Step 3: \(Z = \dfrac{\bar{X} - 5.00}{0.12/\sqrt{40}} \sim N(0, 1)\) under \(H_0\).
Step 4: Reject \(H_0\) if \(Z > z_{0.05} = 1.645\).
Step 5: \(z_{\text{obs}} = \dfrac{5.045 - 5.00}{0.12/\sqrt{40}} = \dfrac{0.045}{0.01897} = 2.372\).
Step 6: Since \(2.372 > 1.645\), reject \(H_0\). There is sufficient evidence at the 5% level that the mean weight has increased.

Part (b): p-value and Interpretation p-value = \(P(Z > 2.372) = 1 - \Phi(2.372) \approx 1 - 0.9911 = 0.0089\).

Interpretation: If the true mean were really 5.00 grams, there is only a 0.89% chance of observing a sample mean of 5.045 grams or larger in a sample of 40 bearings. This is very unlikely, providing strong evidence against \(H_0\).
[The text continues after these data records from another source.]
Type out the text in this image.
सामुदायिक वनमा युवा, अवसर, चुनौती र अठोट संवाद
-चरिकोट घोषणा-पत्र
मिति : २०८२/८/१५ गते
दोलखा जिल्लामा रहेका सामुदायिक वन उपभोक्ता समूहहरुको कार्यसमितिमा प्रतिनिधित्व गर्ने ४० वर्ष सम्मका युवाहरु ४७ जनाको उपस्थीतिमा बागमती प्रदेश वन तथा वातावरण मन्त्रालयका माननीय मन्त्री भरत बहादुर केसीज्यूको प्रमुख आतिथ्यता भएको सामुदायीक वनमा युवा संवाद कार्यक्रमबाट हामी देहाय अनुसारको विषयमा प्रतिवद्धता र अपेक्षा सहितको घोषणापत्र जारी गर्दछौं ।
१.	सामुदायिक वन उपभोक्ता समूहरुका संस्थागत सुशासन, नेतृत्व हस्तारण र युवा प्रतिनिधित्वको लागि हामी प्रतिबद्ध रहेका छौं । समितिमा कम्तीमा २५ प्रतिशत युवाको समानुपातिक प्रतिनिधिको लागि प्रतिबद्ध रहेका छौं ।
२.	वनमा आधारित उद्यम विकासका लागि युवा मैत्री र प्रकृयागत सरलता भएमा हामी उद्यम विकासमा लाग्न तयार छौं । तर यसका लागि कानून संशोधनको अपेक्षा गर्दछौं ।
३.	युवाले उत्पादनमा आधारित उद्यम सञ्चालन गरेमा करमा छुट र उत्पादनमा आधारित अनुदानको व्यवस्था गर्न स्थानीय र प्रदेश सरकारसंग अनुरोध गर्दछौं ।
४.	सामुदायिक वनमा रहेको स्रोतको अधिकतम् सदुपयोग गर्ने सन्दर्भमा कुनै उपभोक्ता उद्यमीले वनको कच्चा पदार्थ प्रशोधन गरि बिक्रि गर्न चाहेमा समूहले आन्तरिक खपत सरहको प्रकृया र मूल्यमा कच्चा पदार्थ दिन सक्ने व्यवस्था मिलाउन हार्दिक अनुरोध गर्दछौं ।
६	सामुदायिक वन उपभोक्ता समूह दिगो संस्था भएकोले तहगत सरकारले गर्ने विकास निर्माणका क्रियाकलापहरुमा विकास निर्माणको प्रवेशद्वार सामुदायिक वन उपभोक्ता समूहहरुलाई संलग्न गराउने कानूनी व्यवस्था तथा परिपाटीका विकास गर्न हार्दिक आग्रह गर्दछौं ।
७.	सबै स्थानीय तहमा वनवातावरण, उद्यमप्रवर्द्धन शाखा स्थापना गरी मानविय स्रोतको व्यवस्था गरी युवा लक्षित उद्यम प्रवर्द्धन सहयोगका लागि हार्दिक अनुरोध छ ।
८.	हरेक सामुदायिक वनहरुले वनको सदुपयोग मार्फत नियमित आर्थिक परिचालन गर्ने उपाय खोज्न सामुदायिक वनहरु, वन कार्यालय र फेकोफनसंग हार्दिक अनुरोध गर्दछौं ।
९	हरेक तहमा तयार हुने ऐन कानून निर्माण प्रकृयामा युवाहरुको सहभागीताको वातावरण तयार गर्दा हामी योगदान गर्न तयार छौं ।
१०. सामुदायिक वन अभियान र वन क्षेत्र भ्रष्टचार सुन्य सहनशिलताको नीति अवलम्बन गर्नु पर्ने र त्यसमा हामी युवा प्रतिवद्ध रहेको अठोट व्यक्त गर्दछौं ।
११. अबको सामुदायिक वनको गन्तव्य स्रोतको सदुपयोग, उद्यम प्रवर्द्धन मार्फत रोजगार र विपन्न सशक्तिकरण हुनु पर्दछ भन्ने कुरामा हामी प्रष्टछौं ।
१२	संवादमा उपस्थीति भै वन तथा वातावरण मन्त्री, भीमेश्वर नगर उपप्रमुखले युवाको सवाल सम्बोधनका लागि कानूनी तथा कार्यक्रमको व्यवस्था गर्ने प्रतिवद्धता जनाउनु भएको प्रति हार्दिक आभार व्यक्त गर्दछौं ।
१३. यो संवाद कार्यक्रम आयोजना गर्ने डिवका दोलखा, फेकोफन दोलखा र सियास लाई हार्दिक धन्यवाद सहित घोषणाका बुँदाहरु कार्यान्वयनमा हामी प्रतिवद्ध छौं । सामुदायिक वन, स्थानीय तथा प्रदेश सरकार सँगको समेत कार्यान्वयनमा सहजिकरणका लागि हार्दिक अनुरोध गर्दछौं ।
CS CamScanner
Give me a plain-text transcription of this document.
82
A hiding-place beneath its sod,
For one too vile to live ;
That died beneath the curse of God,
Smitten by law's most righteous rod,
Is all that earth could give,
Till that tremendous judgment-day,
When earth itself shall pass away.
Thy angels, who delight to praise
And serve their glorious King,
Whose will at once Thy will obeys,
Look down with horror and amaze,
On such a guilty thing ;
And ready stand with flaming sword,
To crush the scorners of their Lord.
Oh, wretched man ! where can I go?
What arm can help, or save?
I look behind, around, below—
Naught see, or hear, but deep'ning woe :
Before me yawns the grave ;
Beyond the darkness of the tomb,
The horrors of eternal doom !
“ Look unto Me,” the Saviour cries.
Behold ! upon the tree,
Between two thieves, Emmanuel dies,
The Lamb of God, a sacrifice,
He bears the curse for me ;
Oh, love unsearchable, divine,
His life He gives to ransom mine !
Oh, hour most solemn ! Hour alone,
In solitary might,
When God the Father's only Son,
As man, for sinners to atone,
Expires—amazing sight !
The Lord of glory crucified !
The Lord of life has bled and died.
Part (c): t-Test with Unknown σ Step 1: \(H_0: \mu = 5.00\) vs \(H_a: \mu > 5.00\).
Step 2: \(\alpha = 0.05\).
Step 3: \(T = \dfrac{\bar{X} - 5.00}{S/\sqrt{40}} \sim t(39)\) under \(H_0\).
Step 4: Reject \(H_0\) if \(T > t_{39, 0.05} \approx 1.685\).
Step 5: \(t_{\text{obs}} = \dfrac{5.045 - 5.00}{0.14/\sqrt{40}} = \dfrac{0.045}{0.02214} = 2.033\).
Step 6: Since \(2.033 > 1.685\), still reject \(H_0\).

Change observed: The critical value is larger (1.685 vs 1.645) and the observed statistic is smaller (2.033 vs 2.372) because \(s = 0.14 > 0.12 = \sigma\). The conclusion happens to be the same, but with less evidence.

Part (d): Proportion Test Step 1: \(H_0: p = 0.04\) vs \(H_a: p > 0.04\).
Step 2: \(\alpha = 0.05\).
Step 3: \(Z = \dfrac{\hat{p} - 0.04}{\sqrt{0.04(0.96)/200}} \approx N(0, 1)\).
Step 4: Reject if \(Z > 1.645\).
Step 5: \(\hat{p} = 12/200 = 0.06\). \(SE = \sqrt{0.04 \times 0.96/200} = \sqrt{0.000192} = 0.01386\).
\(z_{\text{obs}} = \dfrac{0.06 - 0.04}{0.01386} = 1.443\).
Step 6: Since \(1.443 < 1.645\), do not reject \(H_0\). Insufficient evidence at the 5% level that the defect rate exceeds 4%.

Summary of answers:
(a) Reject \(H_0\) (\(z = 2.372 > 1.645\)). Mean weight has significantly increased.
(b) p-value = 0.0089. Very strong evidence against \(H_0\).
(c) Using t-test with \(s = 0.14\): still reject (\(t = 2.033 > 1.685\)), but with weaker evidence.
(d) Do not reject \(H_0\) (\(z = 1.443 < 1.645\)). No evidence defect rate exceeds 4%.